I had seen zookeeper source code , It had very strange operation at cluster . We all known when write to zookeeper cluster nodes , the process steps are :

  1. Leader send proposal request to all follower and self
  2. When follower receive the proposal request , then ack it
  3. When leader receive the most the ack response , then send commit requst
  4. The follower and the leader commit it

The problem is the step 2 , when follower receive the proposal request , the requst is synced to zk tx log (See the list code) , the commit request only write to memory . But at before ack and after sync to disk time , restart all the node , was the uncommited request is the newest request ?

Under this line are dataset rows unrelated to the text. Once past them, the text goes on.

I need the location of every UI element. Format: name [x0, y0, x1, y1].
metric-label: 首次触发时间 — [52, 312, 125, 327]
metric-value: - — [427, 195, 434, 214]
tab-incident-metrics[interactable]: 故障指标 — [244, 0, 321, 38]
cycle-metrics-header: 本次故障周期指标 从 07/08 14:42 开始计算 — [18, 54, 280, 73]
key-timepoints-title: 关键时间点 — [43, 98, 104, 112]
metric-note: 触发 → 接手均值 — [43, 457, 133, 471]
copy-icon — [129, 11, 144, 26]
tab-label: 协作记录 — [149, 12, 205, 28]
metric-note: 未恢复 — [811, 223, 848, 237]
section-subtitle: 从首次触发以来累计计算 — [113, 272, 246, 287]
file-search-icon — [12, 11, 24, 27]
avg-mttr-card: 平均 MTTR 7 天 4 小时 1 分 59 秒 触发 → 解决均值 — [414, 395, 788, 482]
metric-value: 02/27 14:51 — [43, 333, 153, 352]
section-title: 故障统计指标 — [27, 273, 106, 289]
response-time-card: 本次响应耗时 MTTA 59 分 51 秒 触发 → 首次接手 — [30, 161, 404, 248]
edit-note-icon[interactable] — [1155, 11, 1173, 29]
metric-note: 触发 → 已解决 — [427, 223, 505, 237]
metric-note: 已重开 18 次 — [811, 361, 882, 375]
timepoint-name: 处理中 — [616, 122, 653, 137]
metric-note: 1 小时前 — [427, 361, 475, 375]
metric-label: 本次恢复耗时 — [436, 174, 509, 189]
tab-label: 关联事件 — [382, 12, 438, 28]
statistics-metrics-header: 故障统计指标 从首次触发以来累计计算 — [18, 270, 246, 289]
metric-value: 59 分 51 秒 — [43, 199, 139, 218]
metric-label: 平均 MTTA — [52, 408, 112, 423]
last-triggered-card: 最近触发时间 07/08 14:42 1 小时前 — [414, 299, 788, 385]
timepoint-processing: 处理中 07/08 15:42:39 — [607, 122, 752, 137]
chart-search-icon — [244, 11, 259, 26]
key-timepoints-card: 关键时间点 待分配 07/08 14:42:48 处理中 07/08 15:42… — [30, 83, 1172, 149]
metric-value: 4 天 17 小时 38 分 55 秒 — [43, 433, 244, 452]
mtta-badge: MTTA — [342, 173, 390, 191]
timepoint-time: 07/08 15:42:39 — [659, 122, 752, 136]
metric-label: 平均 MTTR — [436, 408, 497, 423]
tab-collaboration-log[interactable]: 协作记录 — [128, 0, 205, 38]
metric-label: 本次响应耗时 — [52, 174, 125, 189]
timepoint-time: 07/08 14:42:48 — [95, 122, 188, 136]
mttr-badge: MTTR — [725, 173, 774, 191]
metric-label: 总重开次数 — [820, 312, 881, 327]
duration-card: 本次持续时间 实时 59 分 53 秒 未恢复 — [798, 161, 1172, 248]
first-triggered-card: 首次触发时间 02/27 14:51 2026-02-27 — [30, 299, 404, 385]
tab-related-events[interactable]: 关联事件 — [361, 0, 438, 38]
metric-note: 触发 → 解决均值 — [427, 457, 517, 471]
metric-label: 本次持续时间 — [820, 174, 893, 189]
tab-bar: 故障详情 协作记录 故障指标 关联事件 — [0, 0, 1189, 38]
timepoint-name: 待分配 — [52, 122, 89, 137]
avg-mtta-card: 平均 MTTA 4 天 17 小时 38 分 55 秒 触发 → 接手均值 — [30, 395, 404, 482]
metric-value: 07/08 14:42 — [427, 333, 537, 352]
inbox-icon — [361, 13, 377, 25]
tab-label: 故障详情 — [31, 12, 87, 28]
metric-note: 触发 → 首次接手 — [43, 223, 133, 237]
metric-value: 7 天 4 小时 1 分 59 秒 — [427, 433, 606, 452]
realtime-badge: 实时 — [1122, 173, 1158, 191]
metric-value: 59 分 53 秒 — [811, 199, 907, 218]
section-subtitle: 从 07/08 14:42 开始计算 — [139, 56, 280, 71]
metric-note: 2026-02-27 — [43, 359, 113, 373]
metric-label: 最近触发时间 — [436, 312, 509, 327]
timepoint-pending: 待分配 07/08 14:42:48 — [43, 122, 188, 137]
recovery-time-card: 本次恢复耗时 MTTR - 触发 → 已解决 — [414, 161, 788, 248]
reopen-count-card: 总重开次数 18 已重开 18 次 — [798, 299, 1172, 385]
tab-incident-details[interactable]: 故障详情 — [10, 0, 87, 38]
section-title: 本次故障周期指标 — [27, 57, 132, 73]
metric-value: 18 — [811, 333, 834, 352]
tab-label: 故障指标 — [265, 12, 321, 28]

 //  the follower receive the proposal request method , forword to syncProcessor
 public void FollowerZooKeeperServer#logRequest(TxnHeader hdr, Record txn) {
            Request request = new Request(null, hdr.getClientId(), hdr.getCxid(),
                    hdr.getType(), null, null);
            request.hdr = hdr;
            request.txn = txn;
            request.zxid = hdr.getZxid();
            if ((request.zxid & 0xffffffffL) != 0) {
                pendingTxns.add(request);
            }
            syncProcessor.processRequest(request);
        }



 // the SyncRequestProcessor operation , after tx log commit to disk , it response the ack request. Was it ok ?
private void flush(LinkedList<Request> toFlush)
        throws IOException, RequestProcessorException
    {
        if (toFlush.isEmpty())
            return;

        zks.getZKDatabase().commit();
        while (!toFlush.isEmpty()) {
            Request i = toFlush.remove();
            if (nextProcessor != null) {
                nextProcessor.processRequest(i);
            }
        }
        if (nextProcessor != null && nextProcessor instanceof Flushable) {
            ((Flushable)nextProcessor).flush();
        }
    }
1
Is this machine translated?Sebastian

1 Answers

0
votes

The answer is yes.

After the tx log commit to disk, assume the txid of which is N, the write is considered accepted. If restarted all the nodes, the txid every node use will be N. After the election succeed, N will be considered committed.

I think what bother you is that the client actually not received the response of the write, but the write is committed. This is acceptable as the status of zookeeper cluster remains consistent, just the client encountered a timeout, where timeout means that the request is unknown whether committed or not.